Methods We conducted a retrospective chart review to identify patients who were 18 years of age and over who underwent a liver biopsy between 2020 and 2023. Data was collected on patient demographics, comorbidities, and liver biopsy findings. Stage of fibrosis was determined using the Metavir Scoring System (F0-F4). Exclusion criteria for the study focused on identification of other causes of acute or chronic liver disease. Patients were split into two age groups: young (18-44 years) and older (45 years or more). All statistical analyses were conducted using Stata V.18 to compute means and frequencies of patient data to determine accuracy of Fib-4 index.
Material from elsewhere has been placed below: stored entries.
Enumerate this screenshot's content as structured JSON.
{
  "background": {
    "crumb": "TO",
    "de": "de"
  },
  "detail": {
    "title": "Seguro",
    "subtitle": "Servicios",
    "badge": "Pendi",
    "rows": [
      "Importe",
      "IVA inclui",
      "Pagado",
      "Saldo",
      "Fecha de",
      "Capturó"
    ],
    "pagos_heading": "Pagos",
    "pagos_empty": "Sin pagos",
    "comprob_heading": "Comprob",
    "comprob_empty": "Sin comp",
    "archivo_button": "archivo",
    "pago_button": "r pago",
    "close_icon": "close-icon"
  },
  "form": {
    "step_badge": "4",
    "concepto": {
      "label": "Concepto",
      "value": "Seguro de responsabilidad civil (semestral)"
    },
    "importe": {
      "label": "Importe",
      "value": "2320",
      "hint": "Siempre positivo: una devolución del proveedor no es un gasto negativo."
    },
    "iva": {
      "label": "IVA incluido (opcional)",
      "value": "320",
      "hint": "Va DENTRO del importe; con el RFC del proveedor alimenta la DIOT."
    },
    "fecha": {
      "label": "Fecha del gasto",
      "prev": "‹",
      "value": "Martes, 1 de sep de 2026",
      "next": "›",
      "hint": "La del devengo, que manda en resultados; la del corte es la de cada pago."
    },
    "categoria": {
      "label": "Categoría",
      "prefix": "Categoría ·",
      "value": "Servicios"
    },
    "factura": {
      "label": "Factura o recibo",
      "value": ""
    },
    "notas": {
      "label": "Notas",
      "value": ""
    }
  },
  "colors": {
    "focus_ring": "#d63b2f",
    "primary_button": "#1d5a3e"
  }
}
Results A total of 254 patients were included with a mean age of 53.1 years, 62.2% females, and 80.3% Caucasians. The majority of patients had metabolic syndrome (50.8%), obesity (75.2%), hypertension (62.6%), and dyslipidemia (64.9%). Fib-4 index was interpretable in 171 out of 254 patients, out of which 28.7% were predicted to have advanced fibrosis. Fib-4 index was indeterminate in the remaining 83 patients out of whom 6% had advanced fibrosis on liver biopsy. Overall, Fib-4 index had low sensitivity (10%) and higher specificity (65.7%) in predicting advanced fibrosis with the best outcomes seen in the young age group (Table 1). Area under the receiver operating characteristic (AUROC) curve analysis showed unsatisfactory accuracy of Fib-4 index in the overall sample and older age group with AUROC of 52.6% and 40.9%, respectively. There was good accuracy for the young age group with AUROC of 81.6%. Overall, the Fib-4 index had a better negative predictive value, indicating better accuracy with predicting non-advanced fibrosis cases.
Conclusion Our study suggests that there is utility of interpretable Fib-4 index scores in increasing the pre-test probability of non-advanced fibrosis (F0-F2) in both the young and older age groups. Liver biopsy may be needed to exclude advanced fibrosis. Those with indeterminate Fib-4 index scores will benefit from further investigation to determine the degree of liver fibrosis.